Offering Free Quotes  

Providing both new and returning clients with complimentary quotes is a great way  to attract new business and keep existing patrons coming back. Charging for quotes may indicate that you’re determined to get as much money as possible out of every potential customer. It also suggests a lack of confidence in your company’s pricing and services. Quotes generally don’t eat up a lot of time, so even if a prospective client ultimately decides to take their business elsewhere, you won’t have wasted much resources or manpower.   

Making Timely Deliveries 

In some cases, late deliveries aren’t the fault of any single party. Dangerous road conditions, inclement weather or operator illness/injury are all common causes of missed deadlines. While it’s true that late deliveries sometimes can’t be helped, freight companies should generally seek to meet their deadlines. To ensure that undue strain isn’t put on your operators, make a point of being realistic when it comes to deadlines and avoid making promises to clients that you can’t keep. Many factors are used to determine manageable delivery dates, and you’d do well to consider each one before providing clients with projected arrival deadlines. 
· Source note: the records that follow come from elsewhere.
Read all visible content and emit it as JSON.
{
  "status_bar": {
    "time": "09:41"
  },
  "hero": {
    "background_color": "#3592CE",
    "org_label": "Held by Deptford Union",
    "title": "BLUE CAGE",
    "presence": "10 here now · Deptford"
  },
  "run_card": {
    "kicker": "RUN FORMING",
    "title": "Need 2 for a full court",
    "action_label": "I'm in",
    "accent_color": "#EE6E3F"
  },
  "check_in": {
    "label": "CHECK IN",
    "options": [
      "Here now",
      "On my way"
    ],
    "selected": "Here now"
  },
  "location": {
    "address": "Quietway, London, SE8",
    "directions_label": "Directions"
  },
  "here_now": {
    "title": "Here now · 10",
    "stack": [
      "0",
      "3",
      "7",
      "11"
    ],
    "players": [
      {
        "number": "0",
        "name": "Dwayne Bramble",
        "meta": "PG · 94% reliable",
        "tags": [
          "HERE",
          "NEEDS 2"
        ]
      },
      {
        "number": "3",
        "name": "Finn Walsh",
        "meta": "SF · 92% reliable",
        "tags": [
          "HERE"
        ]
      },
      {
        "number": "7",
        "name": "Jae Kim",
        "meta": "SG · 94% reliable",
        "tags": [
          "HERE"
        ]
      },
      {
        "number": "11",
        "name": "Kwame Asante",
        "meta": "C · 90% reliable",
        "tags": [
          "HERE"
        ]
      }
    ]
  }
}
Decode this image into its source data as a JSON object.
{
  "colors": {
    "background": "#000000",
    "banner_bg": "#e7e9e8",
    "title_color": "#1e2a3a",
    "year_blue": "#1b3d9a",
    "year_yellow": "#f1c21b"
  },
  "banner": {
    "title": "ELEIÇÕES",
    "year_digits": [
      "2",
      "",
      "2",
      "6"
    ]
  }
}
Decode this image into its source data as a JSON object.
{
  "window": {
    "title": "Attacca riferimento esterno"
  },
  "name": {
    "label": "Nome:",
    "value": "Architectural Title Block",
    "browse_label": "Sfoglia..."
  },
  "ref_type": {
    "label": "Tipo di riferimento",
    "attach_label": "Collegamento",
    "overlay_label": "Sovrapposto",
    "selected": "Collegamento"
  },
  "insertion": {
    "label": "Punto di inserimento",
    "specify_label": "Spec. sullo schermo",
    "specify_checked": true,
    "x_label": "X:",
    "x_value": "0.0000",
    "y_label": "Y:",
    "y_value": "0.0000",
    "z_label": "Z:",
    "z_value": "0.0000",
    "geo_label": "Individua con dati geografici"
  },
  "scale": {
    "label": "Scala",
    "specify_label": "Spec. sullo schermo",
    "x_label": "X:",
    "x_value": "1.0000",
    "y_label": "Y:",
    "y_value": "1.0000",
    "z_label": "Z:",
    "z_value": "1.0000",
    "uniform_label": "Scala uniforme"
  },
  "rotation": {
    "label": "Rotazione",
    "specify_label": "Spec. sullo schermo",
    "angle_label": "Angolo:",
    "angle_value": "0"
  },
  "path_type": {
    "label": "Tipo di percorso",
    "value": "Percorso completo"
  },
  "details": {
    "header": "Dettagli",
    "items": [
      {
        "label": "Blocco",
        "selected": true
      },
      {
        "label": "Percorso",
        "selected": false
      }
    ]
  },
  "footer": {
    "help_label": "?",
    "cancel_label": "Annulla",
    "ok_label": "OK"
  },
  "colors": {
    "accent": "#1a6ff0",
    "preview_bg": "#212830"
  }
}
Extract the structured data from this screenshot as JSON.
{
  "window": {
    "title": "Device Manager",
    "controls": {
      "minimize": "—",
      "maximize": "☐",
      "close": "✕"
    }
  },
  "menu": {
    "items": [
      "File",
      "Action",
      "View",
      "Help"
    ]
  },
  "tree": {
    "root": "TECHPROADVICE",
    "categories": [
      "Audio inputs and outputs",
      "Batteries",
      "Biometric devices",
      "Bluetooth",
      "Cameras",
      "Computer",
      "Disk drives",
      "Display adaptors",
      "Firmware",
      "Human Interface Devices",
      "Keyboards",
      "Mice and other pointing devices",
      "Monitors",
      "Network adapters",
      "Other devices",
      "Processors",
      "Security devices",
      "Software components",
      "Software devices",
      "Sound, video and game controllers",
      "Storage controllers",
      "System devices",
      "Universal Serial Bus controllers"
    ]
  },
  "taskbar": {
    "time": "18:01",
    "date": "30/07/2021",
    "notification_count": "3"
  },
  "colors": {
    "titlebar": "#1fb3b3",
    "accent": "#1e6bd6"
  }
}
As is the case with every industry under the sun, freighting has its winners and losers. Although luck can certainly play a role in a freighting company’s success, it’s by no means the determinant factor in a company’s long-term solvency. Companies that work hard to keep patrons happy and provide the best possible customer service are often the ones that retain the most clients and generate positive word of mouth. Freighting services that wish to forge lasting professional relationships, win clients’ trust and set the stage for lasting success should work to embody the qualities discussed above.